Она вспомнила это, и снова в душе разлилось тепло, как всякий раз было, едва Анна думала о муже. Подавила легкую досаду, что он не подошел, как бывало, к ней сейчас со спины и не коснулся губами обнаженного плеча или шеи. Она обожала читать восхищение ее красотой в его глазах, оттого ныне и не сумела не почувствовать легкое раздражение, что Андрея нет рядом. Хотя… ей всегда было не по себе, когда его не было рядом. Потому и без особого труда следовала их третьему правилу, которое они озвучили в числе прочих после дня венчания.

Всегда быть подле супруга по возможности. Не расставаться долее, чем несколько дней, коли так требуют обстоятельства. И Анна даже поехала на сезон прошлого года в Москву, оправившись после родов, когда Андрей был вынужден быть там. Государь провел зиму 1818 года в городе, пострадавшем от французов более всех в империи и готовился показать себя в новом блеске, восстав словно Феникс из того пепла, в который был обращен в 1812 году. И как написали Оленину друзья, по-прежнему служившие при дворе, Александр I был бы рад увидеть полковника во время визита в Москву.

— Ты бы желала этого? Жить в Петербурге. Быть вхожей в самые-самые круги знати, что только в столице есть, — спросил Андрей в вечер, когда получил письмо, и добавил, целуя Анну в шею прямо под линией волос. — Стать самой-самой в Петербурге… покорить всех, как здесь… Желала бы?

— А ты? Ты бы желал вернуться в столицу? — спросила Анна, вспоминая, как ценила Алевтина Афанасьевна положение и чин сына, и как высоко тот стоял после похода во Францию. Ей рассказывал о том Кузаков. Чин генерала, бывший уже почти в руках. Золотое шитье эполет. Близкое положение к государю и его окружению. Предел мечтаний любого в империи…

— Ты бы желал вернуться туда? Ведь ты там провел столько времени! Тебе, верно, непривычно в деревне после столицы…

— О нет! — рассмеялся Андрей. — Я толком-то и не был в столице, если оглянуться на годы позади. То походы, число коих было немалое, то учения за пределами города. А балы… мне во сто крат милее наши, provincial, как бы их назвали. Ведь тут все иное… и тебе здесь нравится более, верно?

Но Анна опасалась, что Андрей поддастся все же соблазну вернуться в ту прежнюю жизнь, которая была изменена по ее вине. И если он решит так, то она не скажет ни слова против, все еще ощущая вину за те перемены. Пусть и не острую, как прежде, но все еще ощутимую.

Хотя была вынуждена признать, что ей нравятся городские балы и рауты, которые они посетили в сезон 1815 года, когда остановились в Москве по пути в подмосковное имение Раздолье, куда Андрей обещал свозить Анну поглядеть сады и парк, разбитый лично Марьей Афанасьевной.

А еще приближалась очередная годовщина кончины графини, и Андрей должен был непременно навестить ее могилу в ближайшем монастыре. Анна тогда не смогла сдержать слез, когда увидела мраморный барельеф на надгробной плите — женский профиль, олицетворяющий по замыслу ваятеля саму скорбь в наброшенном на голову покрывале. Она и так стала чувствительна в том положении будущей матери, в котором приехала поздней осенью в Раздолье, потому неудивительно, что символ горя вызвал в ней тихие, но неудержимые слезы. Как и весть, что собачки графини, ее неизменные спутницы, не выжили без своей хозяйки — умерли одна за другой.

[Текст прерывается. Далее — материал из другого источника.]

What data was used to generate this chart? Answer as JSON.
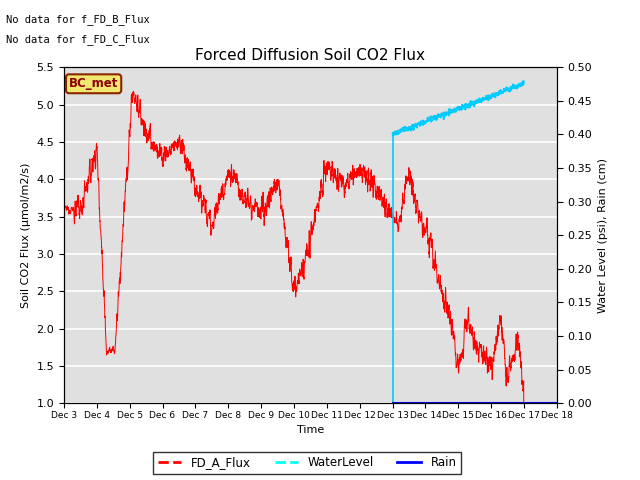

— Жаль, что ее нет рядом с нами, — сказала Анна от чистого сердца Андрею во время обратного пути из монастыря, когда сумела все же успокоиться в его объятиях. — Она была такой… такой… Мне так не достает ее ныне!

Ах, если бы Марья Афанасьевна была жива, она непременно помогла бы Анне в той ситуации, что была в семье Олениных! Но ей казалось, что все только становится хуже, и даже весть о предстоящем прибавлении в роду, не способствовала сближению. По письмам Софи, которые те писала к Анне, она понимала, что Алевтина Афанасьевна ничуть не охладела в своем гневе на bru. Но она упрямо каждую седмицу отправляла письмо не только сестре Андрея, но и его матери, описывая по сути пустяки из обыденной жизни и притворяясь, что нет разлада. А еще она раз за разом писала истории из жизни Андрея, которые когда-то узнала сама от старой графини и от него самого о периодах жизни за пределами России. Знакомые помогут вспомнить, думала Анна, а незнакомые покажут матери того Андрея, кого та может и не знать.

Ответа ни на одно письмо Анна так и не дождалась. Даже на то письмо, полное тревоги и плохо скрытого страха, когда доктор выразил озабоченность течением ее тягости. Нет, разумеется, ей ничего не сказали напрямую и открыто в тот визит, только нахмурили лоб, слушая стук ее собственного сердца через трубку, а после и сердечко младенца в ее утробе. Но она поняла по глазам доктора, что что-то идет не так. И даже уверения Андрея, что это не так, что все с ее здравием «pas mal» [707] («Значит, плохо», услышала только последнее слово Анна), что доктор только рекомендует ей отдых и снижение активности, как и любой иной женщине в ее положении.

Анна до сих пор помнила крики, которые сотрясали флигель, когда рожала Полин маленького Александра, слабость младенца и скорое крещение, дабы отвести смерть от крохи. Но особенно она помнила тот страшный момент, когда Господь забрал Полин. Ее судороги, ее бледность, ее постепенно ухудшающее здравие во время тягости.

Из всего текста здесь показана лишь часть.